= Deck optimization =

The term deck optimization (or deck tuning) refers to iteratively improving a play deck in a collectible card game. This is usually done through test or trial play sessions, during which the deck's performance is evaluated. After observation and consideration, changes are made to the deck, and its new performance can then be judged. This cycle can be repeated as needed.

==Key considerations==
When adjusting the cards in a deck, the following items should be considered:

- Efficiency – How effectively can cards be played and utilized? Does the deck take longer to achieve a victory condition than it should? Is it slow at the beginning of a game, or weak near the end of a game?
- Enjoyment – Is the deck entertaining and fun to play, or is it boring and tedious? While this is much less of a concern for tournament decks, casual decks, which will be played frequently, should probably be enjoyable to use.
- Strategy – Does the deck have a strategy for winning? Are all of the cards in the deck contributing to this strategy (or an alternate strategy), or are there cards that do not in fact do so?
- Weaknesses – Does the deck have a fatal flaw when used against other decks of certain types? Is there a way to compensate for this weakness by changing a relatively small number of cards?

==Optimization methods==
While players can completely re-design a play deck, most optimizations involve relatively minor changes to the deck. This typically involves selecting a card (of which multiple copies may be present) and replacing it with another card which is similar, but slightly better for one or more reasons. The reasons may include: lower cost, better synergy with existing cards, more flexible alternate uses, or increased effectiveness against known opponent strategies.
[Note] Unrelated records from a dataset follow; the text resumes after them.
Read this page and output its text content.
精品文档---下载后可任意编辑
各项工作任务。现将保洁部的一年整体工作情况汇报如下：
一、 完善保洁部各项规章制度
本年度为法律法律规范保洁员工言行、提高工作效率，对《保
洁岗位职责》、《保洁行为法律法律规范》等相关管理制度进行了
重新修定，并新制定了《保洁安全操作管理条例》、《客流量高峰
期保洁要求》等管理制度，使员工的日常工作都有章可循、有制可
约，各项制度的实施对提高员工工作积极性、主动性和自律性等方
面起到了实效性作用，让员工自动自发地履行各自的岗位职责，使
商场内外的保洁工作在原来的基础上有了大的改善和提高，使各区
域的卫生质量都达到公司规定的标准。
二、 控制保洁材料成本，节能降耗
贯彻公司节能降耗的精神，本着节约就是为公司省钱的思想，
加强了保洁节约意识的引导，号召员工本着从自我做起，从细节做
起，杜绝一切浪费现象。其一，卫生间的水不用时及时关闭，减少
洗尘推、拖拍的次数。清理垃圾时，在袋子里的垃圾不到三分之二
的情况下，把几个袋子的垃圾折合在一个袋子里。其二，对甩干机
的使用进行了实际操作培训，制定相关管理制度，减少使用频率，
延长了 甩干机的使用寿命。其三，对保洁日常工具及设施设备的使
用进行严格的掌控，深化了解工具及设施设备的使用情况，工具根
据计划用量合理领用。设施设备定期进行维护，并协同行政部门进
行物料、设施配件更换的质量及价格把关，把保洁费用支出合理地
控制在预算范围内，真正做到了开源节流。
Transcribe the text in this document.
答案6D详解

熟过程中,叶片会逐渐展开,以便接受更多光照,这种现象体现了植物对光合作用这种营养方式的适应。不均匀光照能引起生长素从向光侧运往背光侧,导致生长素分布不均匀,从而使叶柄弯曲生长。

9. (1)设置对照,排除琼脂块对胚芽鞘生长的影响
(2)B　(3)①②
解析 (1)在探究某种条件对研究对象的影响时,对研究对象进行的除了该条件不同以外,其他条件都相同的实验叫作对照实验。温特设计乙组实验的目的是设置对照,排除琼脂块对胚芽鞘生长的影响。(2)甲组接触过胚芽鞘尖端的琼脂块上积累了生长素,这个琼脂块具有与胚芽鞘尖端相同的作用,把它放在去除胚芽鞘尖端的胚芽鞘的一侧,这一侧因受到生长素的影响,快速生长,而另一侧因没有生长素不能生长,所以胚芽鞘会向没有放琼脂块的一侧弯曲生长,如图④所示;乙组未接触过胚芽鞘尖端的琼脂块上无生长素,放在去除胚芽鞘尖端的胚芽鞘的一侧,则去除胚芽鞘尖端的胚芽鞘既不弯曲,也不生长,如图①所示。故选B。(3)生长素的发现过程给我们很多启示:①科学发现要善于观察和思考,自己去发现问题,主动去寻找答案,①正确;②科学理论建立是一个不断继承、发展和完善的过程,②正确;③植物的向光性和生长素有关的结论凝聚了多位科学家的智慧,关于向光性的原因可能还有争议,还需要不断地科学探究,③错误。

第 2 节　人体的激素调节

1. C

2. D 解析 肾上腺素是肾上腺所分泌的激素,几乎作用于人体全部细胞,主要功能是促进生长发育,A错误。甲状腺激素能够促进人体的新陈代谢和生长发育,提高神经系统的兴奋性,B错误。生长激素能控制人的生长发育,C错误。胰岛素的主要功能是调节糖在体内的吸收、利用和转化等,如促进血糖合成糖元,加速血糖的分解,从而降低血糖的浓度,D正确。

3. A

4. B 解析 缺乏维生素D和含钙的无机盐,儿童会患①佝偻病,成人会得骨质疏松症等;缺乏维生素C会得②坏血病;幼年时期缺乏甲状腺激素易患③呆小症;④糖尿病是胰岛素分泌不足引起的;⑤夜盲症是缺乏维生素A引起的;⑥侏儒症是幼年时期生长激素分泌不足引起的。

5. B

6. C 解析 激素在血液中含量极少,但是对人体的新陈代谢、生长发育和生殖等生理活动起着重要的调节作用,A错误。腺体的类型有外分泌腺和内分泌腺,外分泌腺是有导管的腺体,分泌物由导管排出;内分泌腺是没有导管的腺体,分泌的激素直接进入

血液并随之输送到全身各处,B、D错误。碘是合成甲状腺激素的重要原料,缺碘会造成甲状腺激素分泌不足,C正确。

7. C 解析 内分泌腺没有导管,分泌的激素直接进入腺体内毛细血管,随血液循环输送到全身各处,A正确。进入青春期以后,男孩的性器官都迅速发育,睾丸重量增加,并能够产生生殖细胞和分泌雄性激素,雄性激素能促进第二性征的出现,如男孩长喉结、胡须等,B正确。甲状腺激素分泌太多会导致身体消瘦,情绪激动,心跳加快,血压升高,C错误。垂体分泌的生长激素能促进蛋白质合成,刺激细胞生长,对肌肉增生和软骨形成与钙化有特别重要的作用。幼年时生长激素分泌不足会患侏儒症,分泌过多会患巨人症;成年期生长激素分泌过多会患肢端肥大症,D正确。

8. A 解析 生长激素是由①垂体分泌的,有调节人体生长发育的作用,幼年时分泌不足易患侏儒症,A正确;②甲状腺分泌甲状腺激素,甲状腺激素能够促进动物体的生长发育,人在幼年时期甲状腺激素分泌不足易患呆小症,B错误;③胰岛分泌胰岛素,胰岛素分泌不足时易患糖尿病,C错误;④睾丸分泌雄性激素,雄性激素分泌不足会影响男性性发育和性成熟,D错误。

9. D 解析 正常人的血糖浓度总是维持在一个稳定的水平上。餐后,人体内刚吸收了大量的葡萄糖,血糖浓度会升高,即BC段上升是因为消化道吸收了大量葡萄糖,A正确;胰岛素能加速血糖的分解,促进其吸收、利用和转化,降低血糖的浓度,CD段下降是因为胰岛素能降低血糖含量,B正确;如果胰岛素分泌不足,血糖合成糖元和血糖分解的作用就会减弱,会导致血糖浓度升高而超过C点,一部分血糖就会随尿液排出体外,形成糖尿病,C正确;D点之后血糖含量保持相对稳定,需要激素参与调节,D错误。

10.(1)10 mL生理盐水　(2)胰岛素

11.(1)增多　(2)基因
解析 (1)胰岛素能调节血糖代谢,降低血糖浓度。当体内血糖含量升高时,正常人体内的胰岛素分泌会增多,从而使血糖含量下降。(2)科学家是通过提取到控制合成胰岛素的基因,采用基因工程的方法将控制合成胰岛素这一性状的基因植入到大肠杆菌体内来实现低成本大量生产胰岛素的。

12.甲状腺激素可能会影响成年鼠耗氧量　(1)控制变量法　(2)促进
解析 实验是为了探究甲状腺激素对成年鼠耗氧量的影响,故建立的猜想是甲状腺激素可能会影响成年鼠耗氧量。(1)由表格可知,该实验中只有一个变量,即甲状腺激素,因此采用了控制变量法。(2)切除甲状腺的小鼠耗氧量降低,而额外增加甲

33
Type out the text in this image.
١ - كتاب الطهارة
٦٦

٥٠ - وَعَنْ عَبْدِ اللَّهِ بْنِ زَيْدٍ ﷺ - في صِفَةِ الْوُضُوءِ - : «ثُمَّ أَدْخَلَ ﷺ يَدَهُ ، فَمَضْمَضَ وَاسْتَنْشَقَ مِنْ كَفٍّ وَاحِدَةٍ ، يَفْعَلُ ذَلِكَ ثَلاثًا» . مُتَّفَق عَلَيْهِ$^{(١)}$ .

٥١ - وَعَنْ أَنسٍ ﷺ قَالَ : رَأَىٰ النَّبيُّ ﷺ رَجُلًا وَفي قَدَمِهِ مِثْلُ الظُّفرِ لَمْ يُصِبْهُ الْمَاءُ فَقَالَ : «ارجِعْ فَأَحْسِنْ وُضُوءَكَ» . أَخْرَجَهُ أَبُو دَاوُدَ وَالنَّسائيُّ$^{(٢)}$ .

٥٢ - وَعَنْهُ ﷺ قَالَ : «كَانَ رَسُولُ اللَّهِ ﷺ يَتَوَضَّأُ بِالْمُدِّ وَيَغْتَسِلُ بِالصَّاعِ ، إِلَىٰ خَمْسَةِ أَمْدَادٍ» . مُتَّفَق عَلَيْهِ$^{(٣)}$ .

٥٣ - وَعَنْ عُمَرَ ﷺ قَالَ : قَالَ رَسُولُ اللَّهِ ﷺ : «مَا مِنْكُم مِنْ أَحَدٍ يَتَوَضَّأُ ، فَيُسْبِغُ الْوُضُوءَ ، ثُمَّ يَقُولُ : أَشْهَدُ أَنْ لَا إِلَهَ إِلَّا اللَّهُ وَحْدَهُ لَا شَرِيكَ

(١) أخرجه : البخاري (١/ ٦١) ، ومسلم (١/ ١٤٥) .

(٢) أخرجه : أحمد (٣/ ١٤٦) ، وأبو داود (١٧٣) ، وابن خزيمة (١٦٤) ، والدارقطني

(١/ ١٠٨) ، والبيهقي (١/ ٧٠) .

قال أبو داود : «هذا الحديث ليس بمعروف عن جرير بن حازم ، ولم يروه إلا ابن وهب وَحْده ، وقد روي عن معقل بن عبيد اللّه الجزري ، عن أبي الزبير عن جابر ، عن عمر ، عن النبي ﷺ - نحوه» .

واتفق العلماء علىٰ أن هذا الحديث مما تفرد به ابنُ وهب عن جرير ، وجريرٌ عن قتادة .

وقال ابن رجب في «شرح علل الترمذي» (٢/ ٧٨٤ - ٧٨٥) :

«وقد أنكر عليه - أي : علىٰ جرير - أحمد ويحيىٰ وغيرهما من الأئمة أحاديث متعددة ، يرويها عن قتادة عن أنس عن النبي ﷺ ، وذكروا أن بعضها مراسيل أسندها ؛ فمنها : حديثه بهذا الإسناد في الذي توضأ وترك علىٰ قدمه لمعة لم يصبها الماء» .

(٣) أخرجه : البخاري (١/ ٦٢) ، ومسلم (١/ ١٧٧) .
In addition to manually poring over card text, the Internet has also become a popular source for those seeking deck optimization information. Players can either directly consult existing deck lists for inspiration, or can ask on online forums for advice or recommendations.

In some cases, effective optimization requires the purchase of additional cards, since the cards a player might like to use may not currently be in his or her possession. This can drive up the cost of the overall gaming experience, and can in some cases initiate an arms race in local circles, where other players must in turn purchase cards to continue to compete.